Germany, the Netherlands, Malaysia and Hong Kong have been identified as countries and territories with the most supportive international education policies, according to a new survey from the British Council.
Priorities around international education – including policies that impact on student mobility, transnational education and international research – were considered among national policies of 38 countries around the world.
The report finds that some governments provide greater support for activities such as research and student mobility, while others have hands-off approaches – allowing for greater institutional autonomy.
And student mobility can be a preoccupation of many countries, which promote their higher education systems as welcome and open.
“It seems that international higher education is a priority for a number of countries and this is not something we would’ve seen 10 to 15 years ago,” said Michael Peak, senior advisor on education research at the British Council.
Meanwhile, Australia, Hong Kong, the Netherlands, Malaysia and the UK are cited as the countries where activity is greatest at the institutional level.

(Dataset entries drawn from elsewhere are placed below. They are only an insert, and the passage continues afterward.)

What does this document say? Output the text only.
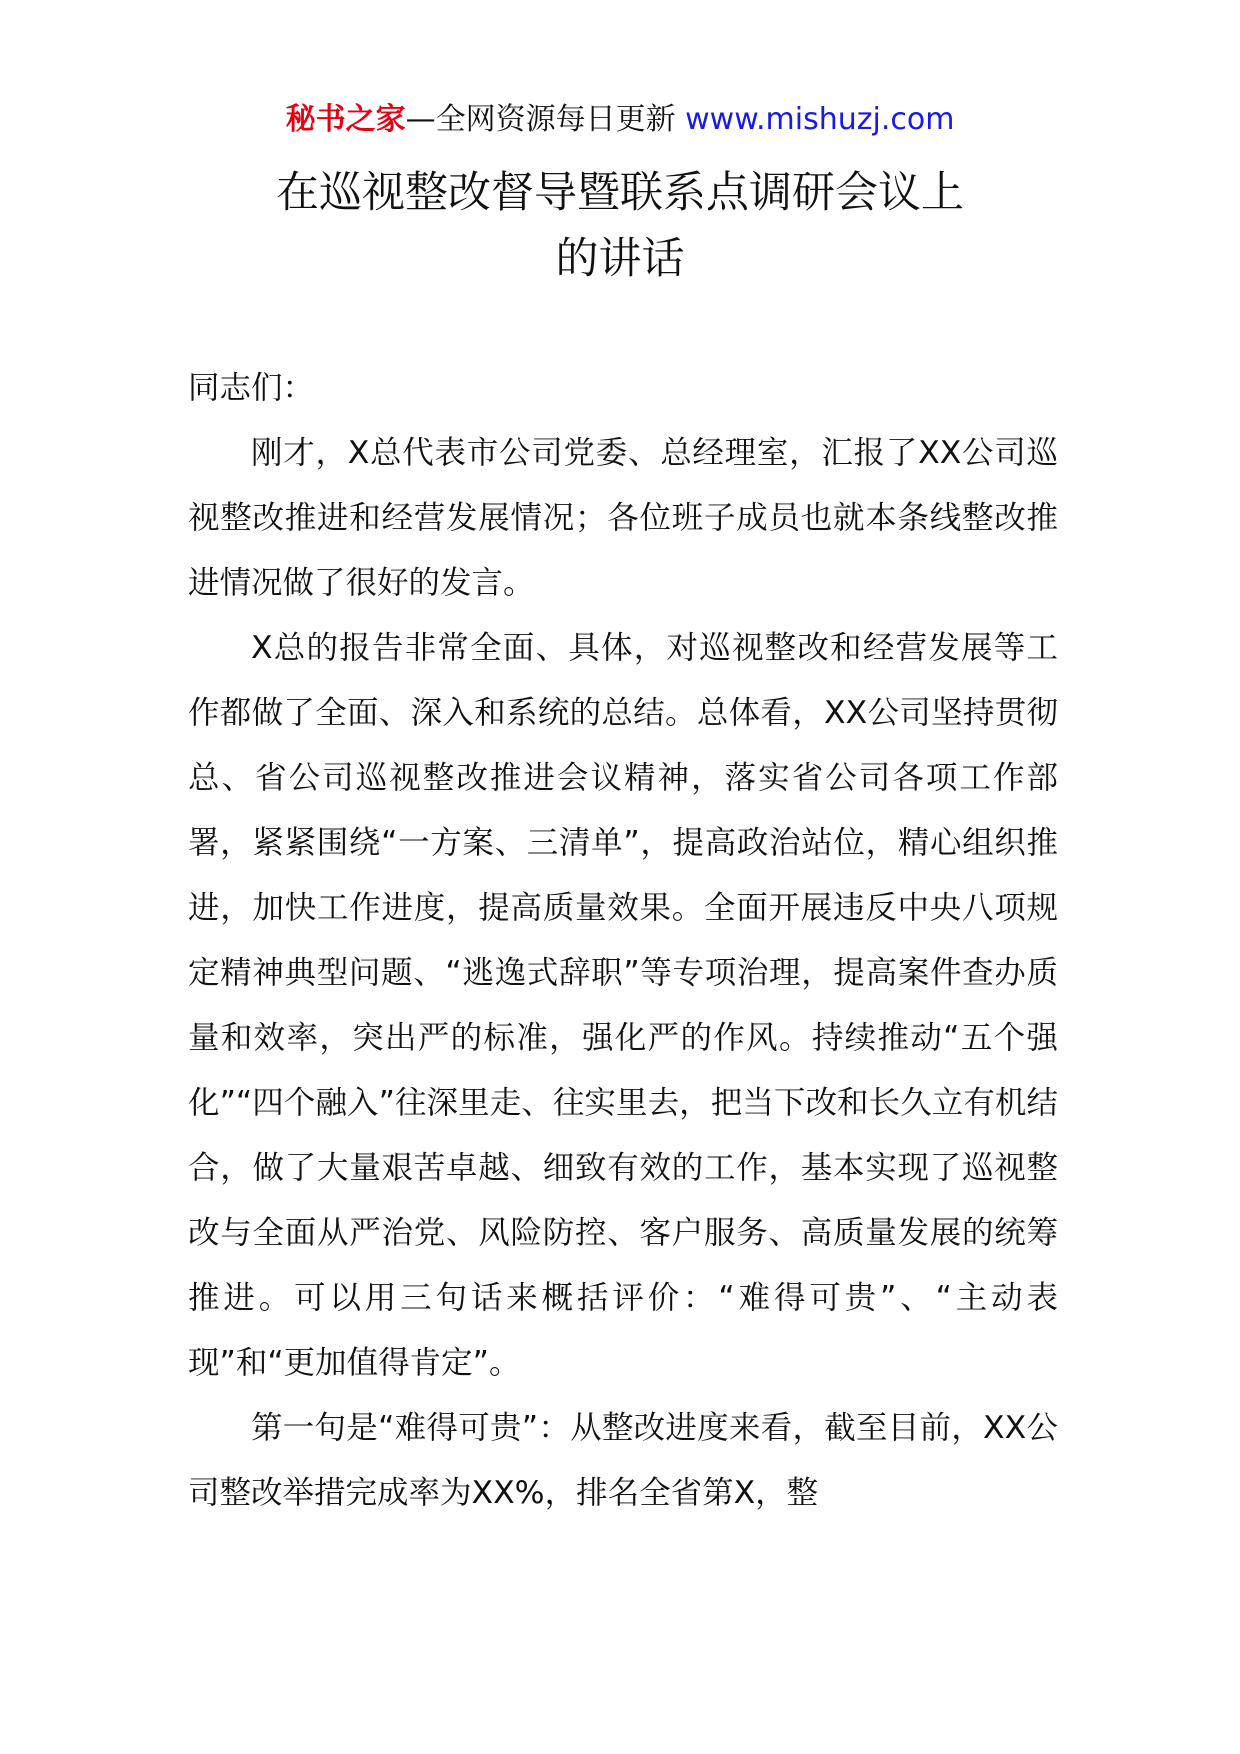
秘书之家—全网资源每日更新 www.mishuzj.com
在巡视整改督导暨联系点调研会议上
的讲话

同志们：

刚才，X总代表市公司党委、总经理室，汇报了XX公司巡视整改推进和经营发展情况；各位班子成员也就本条线整改推进情况做了很好的发言。

X总的报告非常全面、具体，对巡视整改和经营发展等工作都做了全面、深入和系统的总结。总体看，XX公司坚持贯彻总、省公司巡视整改推进会议精神，落实省公司各项工作部署，紧紧围绕“一方案、三清单”，提高政治站位，精心组织推进，加快工作进度，提高质量效果。全面开展违反中央八项规定精神典型问题、“逃逸式辞职”等专项治理，提高案件查办质量和效率，突出严的标准，强化严的作风。持续推动“五个强化”“四个融入”往深里走、往实里去，把当下改和长久立有机结合，做了大量艰苦卓越、细致有效的工作，基本实现了巡视整改与全面从严治党、风险防控、客户服务、高质量发展的统筹推进。可以用三句话来概括评价：“难得可贵”、“主动表现”和“更加值得肯定”。

第一句是“难得可贵”：从整改进度来看，截至目前，XX公司整改举措完成率为XX%，排名全省第X，整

Surprisingly, with over one million international students and high research output, the US is not among the highest scored countries in any indicators of the study.
Part of the reason is the absence of a national higher education policy, said Janet Ilieva, the report’s lead author.
“There isn’t a national policy and that’s mainly because internationalisation endeavours are driven at the institutional level,” she said. “I don’t think the sector gets the same level of support as institutions in Germany for example.”